# Forum Home Renovation Cladding  Price difference

## manofaus

just wondering what the average price to do a brick veneer house would be. The price per m2 for the brickwork vs weatherboard is what I would like to compare. Just the cladding price... eg 1200 bucks a thousand bricks or something.. Ignore the maintenance and looking after costs.
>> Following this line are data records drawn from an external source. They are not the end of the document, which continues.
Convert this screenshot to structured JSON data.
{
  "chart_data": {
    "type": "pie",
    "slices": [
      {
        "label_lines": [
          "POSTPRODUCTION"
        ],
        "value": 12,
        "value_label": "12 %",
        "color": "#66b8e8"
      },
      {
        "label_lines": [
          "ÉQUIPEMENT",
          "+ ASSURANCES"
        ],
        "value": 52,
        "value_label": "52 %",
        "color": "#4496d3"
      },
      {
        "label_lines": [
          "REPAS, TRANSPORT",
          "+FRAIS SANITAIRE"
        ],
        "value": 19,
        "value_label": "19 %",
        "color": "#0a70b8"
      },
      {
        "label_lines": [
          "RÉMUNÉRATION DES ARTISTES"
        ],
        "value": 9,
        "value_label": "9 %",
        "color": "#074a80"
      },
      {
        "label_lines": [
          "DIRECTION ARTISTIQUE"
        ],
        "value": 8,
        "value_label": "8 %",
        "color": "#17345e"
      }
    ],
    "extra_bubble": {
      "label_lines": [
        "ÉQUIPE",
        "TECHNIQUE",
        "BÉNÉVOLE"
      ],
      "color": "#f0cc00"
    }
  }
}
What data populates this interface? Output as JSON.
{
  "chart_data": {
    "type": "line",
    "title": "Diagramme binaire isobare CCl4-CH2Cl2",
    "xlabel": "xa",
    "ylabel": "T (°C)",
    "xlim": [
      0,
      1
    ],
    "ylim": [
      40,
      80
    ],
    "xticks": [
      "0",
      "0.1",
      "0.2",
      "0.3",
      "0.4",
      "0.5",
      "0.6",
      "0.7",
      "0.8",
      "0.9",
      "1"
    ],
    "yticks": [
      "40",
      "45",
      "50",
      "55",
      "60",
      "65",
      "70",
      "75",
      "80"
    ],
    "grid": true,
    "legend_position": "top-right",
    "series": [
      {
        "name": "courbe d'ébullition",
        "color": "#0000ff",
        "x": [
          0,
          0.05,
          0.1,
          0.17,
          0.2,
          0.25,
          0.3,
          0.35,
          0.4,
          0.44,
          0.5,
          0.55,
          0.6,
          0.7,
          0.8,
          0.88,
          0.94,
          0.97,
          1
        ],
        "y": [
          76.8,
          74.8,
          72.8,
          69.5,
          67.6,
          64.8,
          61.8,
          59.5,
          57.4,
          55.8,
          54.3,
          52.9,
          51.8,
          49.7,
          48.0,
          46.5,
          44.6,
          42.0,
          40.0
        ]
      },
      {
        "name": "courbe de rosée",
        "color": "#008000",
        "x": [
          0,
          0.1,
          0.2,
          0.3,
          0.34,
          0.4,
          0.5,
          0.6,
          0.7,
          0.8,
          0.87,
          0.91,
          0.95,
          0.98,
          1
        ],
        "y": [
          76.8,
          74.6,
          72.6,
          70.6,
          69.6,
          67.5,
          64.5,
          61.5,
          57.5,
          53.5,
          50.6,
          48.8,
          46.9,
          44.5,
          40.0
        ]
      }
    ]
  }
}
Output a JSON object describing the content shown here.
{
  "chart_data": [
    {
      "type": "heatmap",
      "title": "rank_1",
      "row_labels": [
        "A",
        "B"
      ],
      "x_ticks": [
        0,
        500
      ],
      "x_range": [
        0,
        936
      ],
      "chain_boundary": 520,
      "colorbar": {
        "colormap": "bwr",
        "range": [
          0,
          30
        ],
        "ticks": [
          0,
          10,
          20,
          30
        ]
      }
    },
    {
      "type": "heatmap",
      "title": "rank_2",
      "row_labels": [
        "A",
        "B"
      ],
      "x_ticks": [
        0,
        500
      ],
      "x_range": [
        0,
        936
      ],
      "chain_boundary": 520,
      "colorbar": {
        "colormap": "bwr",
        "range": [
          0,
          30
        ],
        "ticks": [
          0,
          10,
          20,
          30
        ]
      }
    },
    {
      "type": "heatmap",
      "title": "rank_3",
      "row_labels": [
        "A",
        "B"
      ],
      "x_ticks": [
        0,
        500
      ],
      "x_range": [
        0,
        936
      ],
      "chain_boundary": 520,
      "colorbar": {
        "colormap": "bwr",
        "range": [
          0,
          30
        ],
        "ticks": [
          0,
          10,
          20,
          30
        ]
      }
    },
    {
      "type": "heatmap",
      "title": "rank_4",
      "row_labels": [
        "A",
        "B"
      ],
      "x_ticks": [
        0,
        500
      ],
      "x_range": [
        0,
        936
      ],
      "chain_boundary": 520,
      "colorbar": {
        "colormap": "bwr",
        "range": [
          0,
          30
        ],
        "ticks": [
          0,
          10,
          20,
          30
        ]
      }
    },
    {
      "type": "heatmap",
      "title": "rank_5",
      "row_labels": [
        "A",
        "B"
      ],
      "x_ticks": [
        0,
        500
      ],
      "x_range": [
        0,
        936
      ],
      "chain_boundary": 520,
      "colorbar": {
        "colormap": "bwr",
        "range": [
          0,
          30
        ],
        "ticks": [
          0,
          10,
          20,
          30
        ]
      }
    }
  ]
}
I have a quote for 42 bucks a m2 not including paint for cypress cladding.

----------


## seanwknight

bricks will be more expensive for shore, but are you building a house or a shack. if its going to be your home i think you want to have a bit of quality.  
bricks laid you would be looking at around 45-55 bucks per m2.  you would also have the cost of the materials, sand cement, wall ties, steel lentils for over the windows. (if you want brickwork over the windows). there is little things like that were you save but still use bricks. like no brickwork over garage doors, windows, on gables things like that can save you a bit but you still have a brick house. there is also the cost of your bricks which  to buy the bricks would be anywere from 400/1000 too 1000/1000. 
im not shore if your price for the weather board was materials included. 
all i can say is it is a little sad to see the amount of cladding houses going up. im pretty shore non of them are built from the owner for the owner. 
but i guess you  can only do what you can afford

----------


## Lizzyodowd

have you taken into account the footing that will be needed to put the brickwork on?

----------


## manofaus

fair points. I am building a federation styled house so rusticated weatherboard is the way to go. I am thinking of owner building so I haven't included the price of the labour in my estimate, just nails, boards, vapour lining and drill bits!! The reason that I ask is just for estimation purposes with the construction budget compared to a spec home. thanks

----------


## CraigandKate

I am currently building a shed that has one brick wall and 3 weatherboard walls, for the cost side of it: 
Brick wall:
Bricks 2500 mixed clay commons $1000 cash
Bricklaying $800 per 1000 cash
Sand ~$120
Cement and Lime ~$100
Total $3320 (give or take $100) 
That was a 2.8 m tall x 12m long wall with multiple piers etc
Works out at $98 per square metre 
For the rest of the walls as far as i have got is:
Baltic pine pre-primed bullnose weatherboards 2.70 per lineal metre or $18 per square metre
Weathertex classic smooth weatherboards 200mm tall ~$14 per length 3.66m or ~$21.6 per square metre
Not going to do it for the shed, but if i was doing a house I would also put in foilboard or something similar under the weatherboard @ ~$7 per square metre
Plus, nails, paint, sandpaper, acrylic putty, caulking adhesive, wood for trims/corners, coil nailer purchase and my labour 
Hope that helps!

----------